As of 4:15 p.m. EDT Wednesday, former Taupa Lithuanian Credit Union CEO Alex Spirikaitis was still at large and authorities in Cleveland pleaded with the public to assist in his capture.
“We are really making a plea to the public to look at his picture and if they see him or have any idea as to his whereabouts, to give us a call,” FBI Special Agent Vicki Anderson told Credit Union Times.
The FBI has released Spirikaitis’ driver’s license photo in an attempt to apprehend him.
Local police apparently were in a standoff with Spirikaitis on Tuesday evening after arriving at his home to arrest him at around 8 p.m. However, when authorities entered the home the next morning, he was not there.
Anderson said when police approached the home Tuesday evening, Spirikaitis’ relatives “gave every indication” the CEO – accused of embezzlement in the failure of the $23.6 million credit union – was inside.
“Family members left the house with us and we thought, from the information we gathered, that he was not going to willingly come out,” she said.
For safety’s sake in the residential neighborhood, Anderson said authorities waited until daybreak for tactical teams to move in. Additionally, Anderson said, the home is “huge,” which played a part in the decision to wait until daylight before entering.
The official charge – making false credit institution entries – is an unusual one. Anderson said the charge falls under the embezzlement category, and because it is one that could be quickly proven, FBI officials utilized the charge so authorities could quickly execute an arrest warrant.

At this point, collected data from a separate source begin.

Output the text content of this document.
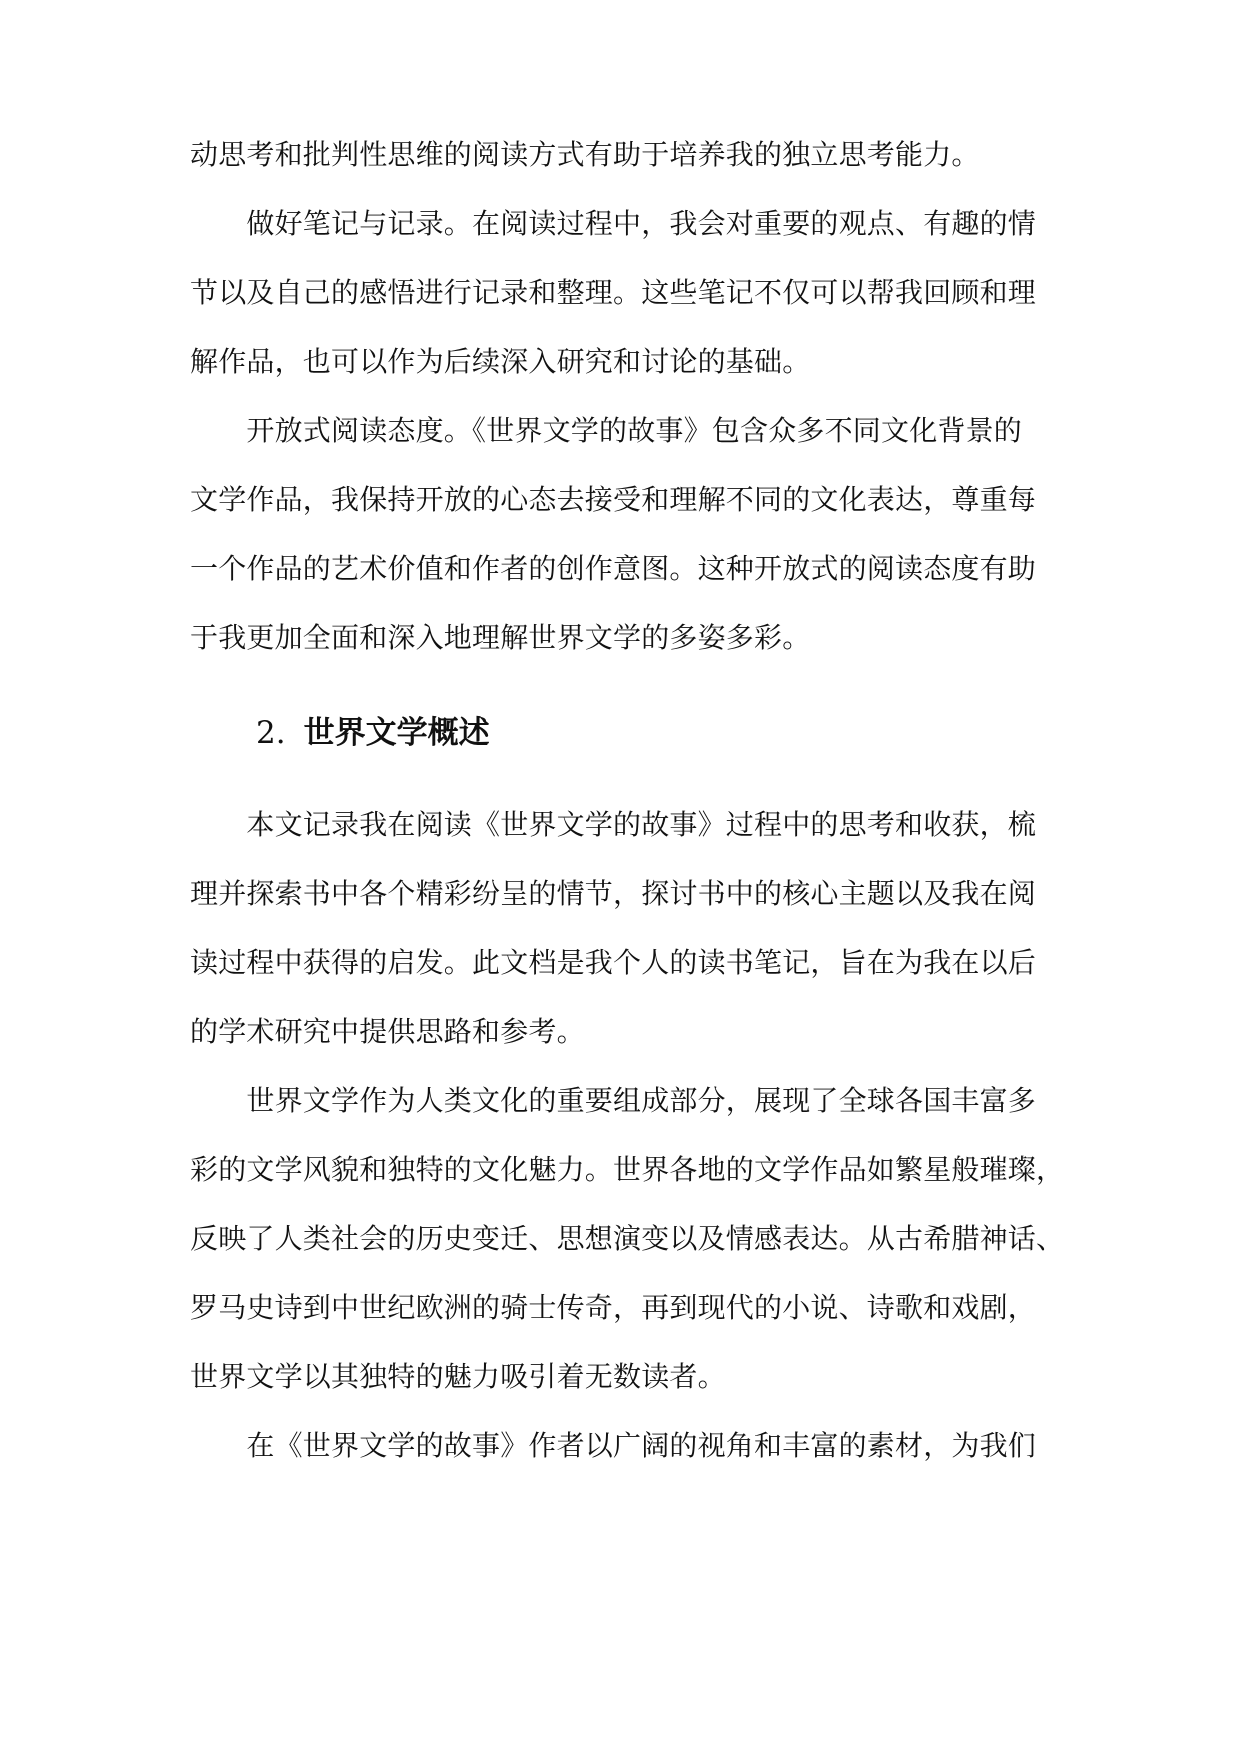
动思考和批判性思维的阅读方式有助于培养我的独立思考能力。
　　做好笔记与记录。在阅读过程中，我会对重要的观点、有趣的情
节以及自己的感悟进行记录和整理。这些笔记不仅可以帮我回顾和理
解作品，也可以作为后续深入研究和讨论的基础。
　　开放式阅读态度。《世界文学的故事》包含众多不同文化背景的
文学作品，我保持开放的心态去接受和理解不同的文化表达，尊重每
一个作品的艺术价值和作者的创作意图。这种开放式的阅读态度有助
于我更加全面和深入地理解世界文学的多姿多彩。
2. 世界文学概述
　　本文记录我在阅读《世界文学的故事》过程中的思考和收获，梳
理并探索书中各个精彩纷呈的情节，探讨书中的核心主题以及我在阅
读过程中获得的启发。此文档是我个人的读书笔记，旨在为我在以后
的学术研究中提供思路和参考。
　　世界文学作为人类文化的重要组成部分，展现了全球各国丰富多
彩的文学风貌和独特的文化魅力。世界各地的文学作品如繁星般璀璨，
反映了人类社会的历史变迁、思想演变以及情感表达。从古希腊神话、
罗马史诗到中世纪欧洲的骑士传奇，再到现代的小说、诗歌和戏剧，
世界文学以其独特的魅力吸引着无数读者。
　　在《世界文学的故事》作者以广阔的视角和丰富的素材，为我们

Still, Anderson said authorities did not expect Spirikaitis to pose a flight risk.
The FBI agent also said Spirikaitis may have not acted alone.
“This is a very early on investigation, so we have a lot more work to do,” she said. “If people have information about Mr. Spirikaitis and his whereabouts, but also about any dealings that occurred (at the credit union), and wish to come in and talk about it, we’re more than open to that.”
The Ohio Department of Financial Institutions seized the Cleveland credit union Friday after determining it was insolvent and had no prospect for restoring viable operations. The DFI named the NCUA liquidating agent.